Cameras mounted on street sweepers

CHICAGO The program is already being tested, but no tickets have been issued. The cameras are a cost-effective way to ensure drivers allow crews to keep city streets clean, according to Mayor Daley.

Right now there are six cameras on street sweepers. Eventually all 60 will be equipped. It's the latest way the City of Chicago is extending the long lens of the law.

Big Brother may soon be riding shotgun in street sweepers. For years those who operate the clunky contraptions have complained about people who ignore no parking signs, causing the cleaners to do a spotty job of sucking up debris.

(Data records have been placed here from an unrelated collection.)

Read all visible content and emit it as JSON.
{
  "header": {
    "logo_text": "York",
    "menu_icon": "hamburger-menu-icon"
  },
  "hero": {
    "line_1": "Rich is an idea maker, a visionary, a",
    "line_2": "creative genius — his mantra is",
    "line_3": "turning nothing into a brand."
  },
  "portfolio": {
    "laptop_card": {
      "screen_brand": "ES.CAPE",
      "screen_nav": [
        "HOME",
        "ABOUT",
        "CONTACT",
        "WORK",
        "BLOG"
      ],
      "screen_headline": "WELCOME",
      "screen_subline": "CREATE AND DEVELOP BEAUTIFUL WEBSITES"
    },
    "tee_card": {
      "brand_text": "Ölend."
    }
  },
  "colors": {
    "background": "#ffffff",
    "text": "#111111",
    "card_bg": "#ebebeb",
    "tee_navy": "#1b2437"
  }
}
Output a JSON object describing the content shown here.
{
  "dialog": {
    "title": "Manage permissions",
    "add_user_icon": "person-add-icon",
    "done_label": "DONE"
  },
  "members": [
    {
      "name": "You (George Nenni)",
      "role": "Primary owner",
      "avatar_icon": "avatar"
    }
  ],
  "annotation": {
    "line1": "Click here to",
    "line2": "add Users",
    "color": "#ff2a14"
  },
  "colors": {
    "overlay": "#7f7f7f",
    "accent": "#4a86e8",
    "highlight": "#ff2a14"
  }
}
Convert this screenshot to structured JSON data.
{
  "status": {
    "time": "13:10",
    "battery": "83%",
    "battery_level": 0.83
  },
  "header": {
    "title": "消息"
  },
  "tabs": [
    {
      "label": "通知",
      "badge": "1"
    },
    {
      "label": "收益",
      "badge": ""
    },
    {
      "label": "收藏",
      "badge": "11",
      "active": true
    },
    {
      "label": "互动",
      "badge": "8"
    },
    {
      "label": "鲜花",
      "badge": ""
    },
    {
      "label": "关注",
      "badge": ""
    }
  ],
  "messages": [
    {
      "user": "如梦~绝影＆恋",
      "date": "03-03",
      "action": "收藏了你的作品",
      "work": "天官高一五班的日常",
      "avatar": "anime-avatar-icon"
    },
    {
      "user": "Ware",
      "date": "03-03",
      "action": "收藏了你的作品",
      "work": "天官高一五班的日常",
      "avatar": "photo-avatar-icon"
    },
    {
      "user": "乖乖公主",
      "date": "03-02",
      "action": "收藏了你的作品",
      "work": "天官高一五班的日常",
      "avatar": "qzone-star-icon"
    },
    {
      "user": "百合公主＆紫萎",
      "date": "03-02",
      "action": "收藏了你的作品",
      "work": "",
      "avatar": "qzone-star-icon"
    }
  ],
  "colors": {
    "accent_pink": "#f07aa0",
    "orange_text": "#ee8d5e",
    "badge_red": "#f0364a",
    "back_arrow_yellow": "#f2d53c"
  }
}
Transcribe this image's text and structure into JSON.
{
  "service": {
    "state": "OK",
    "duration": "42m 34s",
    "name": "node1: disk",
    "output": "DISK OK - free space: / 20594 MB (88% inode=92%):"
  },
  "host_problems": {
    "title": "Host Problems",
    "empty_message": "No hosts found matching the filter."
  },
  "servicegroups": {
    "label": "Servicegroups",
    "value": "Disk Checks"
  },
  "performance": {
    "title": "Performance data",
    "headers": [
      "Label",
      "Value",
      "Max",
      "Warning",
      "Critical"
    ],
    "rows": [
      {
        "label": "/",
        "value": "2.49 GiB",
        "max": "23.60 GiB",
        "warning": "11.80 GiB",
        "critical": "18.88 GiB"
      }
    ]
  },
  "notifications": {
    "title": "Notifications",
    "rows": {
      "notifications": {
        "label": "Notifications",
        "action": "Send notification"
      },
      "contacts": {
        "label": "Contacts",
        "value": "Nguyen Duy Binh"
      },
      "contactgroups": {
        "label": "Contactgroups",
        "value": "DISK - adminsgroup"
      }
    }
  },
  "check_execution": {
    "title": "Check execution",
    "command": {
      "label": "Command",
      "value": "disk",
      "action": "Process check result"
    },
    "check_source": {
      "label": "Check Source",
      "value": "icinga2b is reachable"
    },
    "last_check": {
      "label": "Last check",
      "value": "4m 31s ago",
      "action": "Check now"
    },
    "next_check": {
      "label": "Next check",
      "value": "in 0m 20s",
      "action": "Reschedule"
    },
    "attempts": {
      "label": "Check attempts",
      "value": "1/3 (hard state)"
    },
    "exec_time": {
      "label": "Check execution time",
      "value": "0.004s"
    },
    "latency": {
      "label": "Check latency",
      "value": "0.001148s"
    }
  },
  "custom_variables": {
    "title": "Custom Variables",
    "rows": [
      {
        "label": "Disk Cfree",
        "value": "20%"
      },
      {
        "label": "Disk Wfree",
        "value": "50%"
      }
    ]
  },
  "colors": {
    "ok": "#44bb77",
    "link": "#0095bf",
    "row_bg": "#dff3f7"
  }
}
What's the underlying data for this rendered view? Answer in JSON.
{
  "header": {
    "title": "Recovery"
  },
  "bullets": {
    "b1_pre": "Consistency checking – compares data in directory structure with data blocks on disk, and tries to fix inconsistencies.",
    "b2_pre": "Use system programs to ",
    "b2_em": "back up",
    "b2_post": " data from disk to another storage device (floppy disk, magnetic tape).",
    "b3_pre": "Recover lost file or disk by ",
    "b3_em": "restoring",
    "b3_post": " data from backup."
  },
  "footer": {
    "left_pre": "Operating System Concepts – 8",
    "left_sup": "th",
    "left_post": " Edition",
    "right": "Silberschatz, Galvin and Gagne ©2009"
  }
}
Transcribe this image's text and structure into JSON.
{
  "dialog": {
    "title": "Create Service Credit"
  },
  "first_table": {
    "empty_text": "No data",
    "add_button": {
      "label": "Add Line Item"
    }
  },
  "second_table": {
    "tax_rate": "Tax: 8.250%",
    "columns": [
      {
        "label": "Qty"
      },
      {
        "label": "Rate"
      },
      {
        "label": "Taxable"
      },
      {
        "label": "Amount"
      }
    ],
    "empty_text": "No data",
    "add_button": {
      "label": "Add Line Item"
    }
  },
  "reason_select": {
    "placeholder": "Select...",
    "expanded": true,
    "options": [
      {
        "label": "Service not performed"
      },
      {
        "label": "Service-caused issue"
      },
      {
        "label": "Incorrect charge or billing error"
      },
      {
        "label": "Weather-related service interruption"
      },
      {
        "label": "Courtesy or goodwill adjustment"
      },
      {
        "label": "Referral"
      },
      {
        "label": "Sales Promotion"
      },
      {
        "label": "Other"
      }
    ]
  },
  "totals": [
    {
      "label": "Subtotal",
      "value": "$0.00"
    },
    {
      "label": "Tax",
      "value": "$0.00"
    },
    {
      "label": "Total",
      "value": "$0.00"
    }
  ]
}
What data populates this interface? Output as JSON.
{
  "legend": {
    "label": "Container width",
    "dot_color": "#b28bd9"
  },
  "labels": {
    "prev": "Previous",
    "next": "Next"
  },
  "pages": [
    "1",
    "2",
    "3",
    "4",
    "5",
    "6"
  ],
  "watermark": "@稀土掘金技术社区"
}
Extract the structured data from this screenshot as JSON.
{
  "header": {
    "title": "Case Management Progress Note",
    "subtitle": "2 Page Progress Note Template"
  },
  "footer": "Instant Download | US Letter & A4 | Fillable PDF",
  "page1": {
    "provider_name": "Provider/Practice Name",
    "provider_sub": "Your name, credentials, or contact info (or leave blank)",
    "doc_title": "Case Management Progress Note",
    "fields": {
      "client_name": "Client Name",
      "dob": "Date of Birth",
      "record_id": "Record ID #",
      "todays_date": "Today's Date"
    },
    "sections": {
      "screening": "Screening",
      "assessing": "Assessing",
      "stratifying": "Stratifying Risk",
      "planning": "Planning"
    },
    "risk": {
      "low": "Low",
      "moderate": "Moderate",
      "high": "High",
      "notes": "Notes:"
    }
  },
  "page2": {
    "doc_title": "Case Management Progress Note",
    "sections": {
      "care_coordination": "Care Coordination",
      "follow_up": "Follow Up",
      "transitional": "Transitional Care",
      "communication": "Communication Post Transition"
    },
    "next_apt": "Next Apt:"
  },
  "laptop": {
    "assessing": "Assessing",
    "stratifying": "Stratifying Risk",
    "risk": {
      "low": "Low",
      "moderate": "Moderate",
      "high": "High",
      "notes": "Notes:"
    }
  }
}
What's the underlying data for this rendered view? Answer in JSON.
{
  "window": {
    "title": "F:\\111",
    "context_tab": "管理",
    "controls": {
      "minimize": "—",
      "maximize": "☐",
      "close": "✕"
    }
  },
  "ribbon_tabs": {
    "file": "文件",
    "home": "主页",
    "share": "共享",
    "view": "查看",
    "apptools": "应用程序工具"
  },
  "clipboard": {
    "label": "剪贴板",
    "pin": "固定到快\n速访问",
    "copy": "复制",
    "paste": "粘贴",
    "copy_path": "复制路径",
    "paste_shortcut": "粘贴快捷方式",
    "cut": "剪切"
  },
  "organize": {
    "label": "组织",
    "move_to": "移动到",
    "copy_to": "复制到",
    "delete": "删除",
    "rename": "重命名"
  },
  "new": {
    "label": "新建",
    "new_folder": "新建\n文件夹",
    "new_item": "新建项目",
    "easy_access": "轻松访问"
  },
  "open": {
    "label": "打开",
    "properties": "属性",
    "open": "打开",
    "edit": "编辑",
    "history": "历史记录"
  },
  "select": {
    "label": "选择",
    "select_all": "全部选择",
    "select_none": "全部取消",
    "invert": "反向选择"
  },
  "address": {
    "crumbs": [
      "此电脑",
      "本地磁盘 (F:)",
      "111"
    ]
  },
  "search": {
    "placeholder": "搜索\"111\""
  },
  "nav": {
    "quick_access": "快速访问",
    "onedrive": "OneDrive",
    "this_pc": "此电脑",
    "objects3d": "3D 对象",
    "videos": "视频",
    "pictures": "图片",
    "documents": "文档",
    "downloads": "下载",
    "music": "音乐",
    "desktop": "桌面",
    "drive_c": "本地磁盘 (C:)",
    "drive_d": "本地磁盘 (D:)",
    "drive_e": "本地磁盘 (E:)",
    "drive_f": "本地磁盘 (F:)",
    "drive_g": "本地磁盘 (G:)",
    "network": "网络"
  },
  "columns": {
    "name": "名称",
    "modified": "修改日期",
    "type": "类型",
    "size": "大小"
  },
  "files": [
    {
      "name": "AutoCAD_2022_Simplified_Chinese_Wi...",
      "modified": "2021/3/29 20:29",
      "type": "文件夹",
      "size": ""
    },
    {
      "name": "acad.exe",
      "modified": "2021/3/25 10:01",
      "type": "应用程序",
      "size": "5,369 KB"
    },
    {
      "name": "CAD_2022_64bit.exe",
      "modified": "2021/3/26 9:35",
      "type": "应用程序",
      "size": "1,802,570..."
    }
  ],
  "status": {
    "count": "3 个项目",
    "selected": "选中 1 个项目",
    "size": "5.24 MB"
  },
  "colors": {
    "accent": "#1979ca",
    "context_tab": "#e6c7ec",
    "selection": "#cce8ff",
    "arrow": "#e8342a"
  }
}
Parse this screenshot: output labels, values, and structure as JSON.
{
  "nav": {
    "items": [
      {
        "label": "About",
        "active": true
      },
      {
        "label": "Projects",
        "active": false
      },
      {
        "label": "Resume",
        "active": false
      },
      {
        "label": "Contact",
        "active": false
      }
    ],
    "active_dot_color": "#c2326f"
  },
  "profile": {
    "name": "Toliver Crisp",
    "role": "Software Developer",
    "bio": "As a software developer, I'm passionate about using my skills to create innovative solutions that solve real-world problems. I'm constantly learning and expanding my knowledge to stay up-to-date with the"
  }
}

"It isn't a big public safety issue. It's more of a cleanliness issue. We are trying to clean the street," said Commissioner Mike Picardi, Chicago Streets and Sanitation.

If the City Council approves the measure in the coming weeks, drivers who ignore street cleaning parking restrictions may find a $50 parking ticket waiting in their mailbox.

Right now, six sweepers are equipped with the automatic digital photography equipment. They work a lot like the red light cameras installed at dozens of intersections in the city. The cameras snap a picture of an illegally parked car's license plate as well as the adjacent no parking sign.

"If you live on a block, and nobody moves their car, and the sweeper goes by that day, that curb lane will be dirty for the next two months until we get back there again," said Picardi. "We're not out trying to generate revenue; we're trying to clean curb lanes."

Revenue from red light cameras is at record levels. The city anticipates collecting nearly $50 million this year. Police cameras have become a fixture in many neighborhoods. Now, Streets and San is joining the technology revolution and may eventually equip snow plows with cameras to catch people who leave their cars on snow routes.

"It's really prevention. Cameras prevent more crime more incidents, that's what you're doing," said the mayor.

Mayor Daley likes cameras because they're a cost-effective way to free up police officers to focus on crime.